Therapeutic efficacy studies are critical in guiding drug policy and are recommended every 2 years where possible [
1]. In light of emerging resistance to current first line anti-malarial drugs, namely artemisinin, the importance of reconsidering the efficacy of CQ cannot be understated, given the time interval since its withdrawal.
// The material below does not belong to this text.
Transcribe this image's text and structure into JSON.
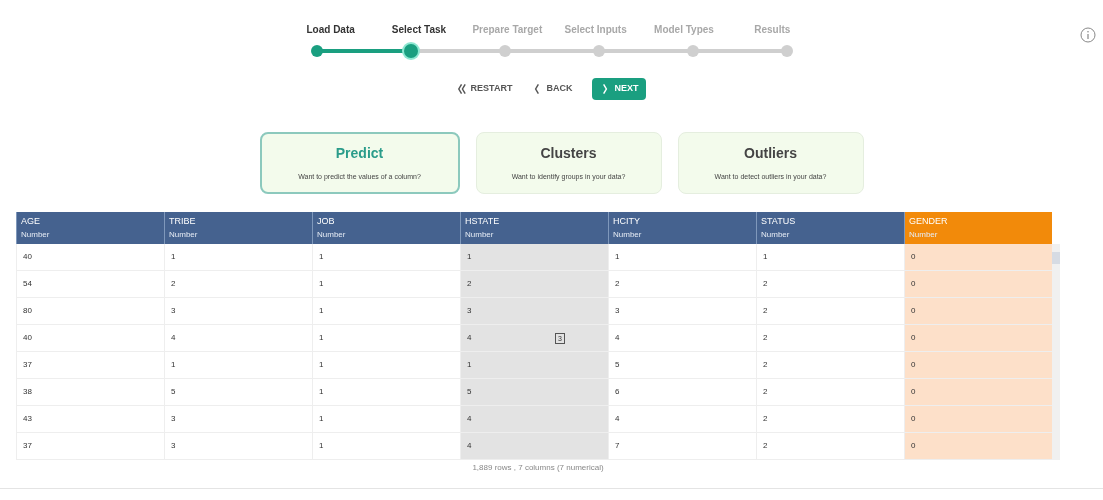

Malawi was the first country in Africa to cease administration of CQ in malaria chemotherapy in 1993 following widespread treatment failure [
24]. Kenya followed suit in 1999 as did many sub-Saharan countries on the continent [
26]. Sulfadoxine-pyrimethamine (SP) replaced CQ as the first-line anti-malarial drug in these countries but was discontinued in 2004 following rapid development of parasite resistance to these drugs and replaced with artemisinin-based combination therapy (ACT) [
7]. Where CQ use was effectively discontinued through concerted public awareness efforts, studies have shown that in absence of drug pressure CQR strains of
P. falciparum with an associated loss in fitness have steadily been replaced by CQ-sensitive (CQS isolates). As has been the case especially in Malawi, where the withdrawal of CQ was supported by an intensive national sensitization programme, the population frequencies of mutations associated with CQR in
pfcrt have reduced from 85 % in 1992 to 13 % in 2000 [
24]. Patterns in CQR reversal heavily depend on national drug policies and public awareness campaigns as evidenced by persistence of CQR strains of
P. falciparum in certain regions where CQ withdrawal was inconclusive in contrast with regions that efficiently removed CQ out of national circulation [
24]. Although the trend has not been as drastic as in Malawi, other reports of significant rises in prevalence of CQS
P. falciparum isolates have emerged [
27]. This reversal to CQS presents an interesting scenario to drug policy makers in these regions where CQ can be re-introduced as malaria chemotherapy, although current knowledge would advocate for CQ administration in concert with another anti-malarial drug that differs in mechanism of action to slow down development of anti-malarial drug resistance [
1,
7,
24]. Sixteen years have passed since Kenya withdrew CQ as the first line anti-malarial drug in 1999. A retrospective study done in Kilifi, Kenya [
27] reported a
pfcrt 76T prevalence of 63 %, down from 94 %, in the 13 years that had passed since CQ withdrawal. The current study thus sought to survey the current sensitivity levels of
P. falciparum to CQ in Msambweni area, coastal Kenya, 16 years after official withdrawal of CQ as the first line of treatment for uncomplicated malaria.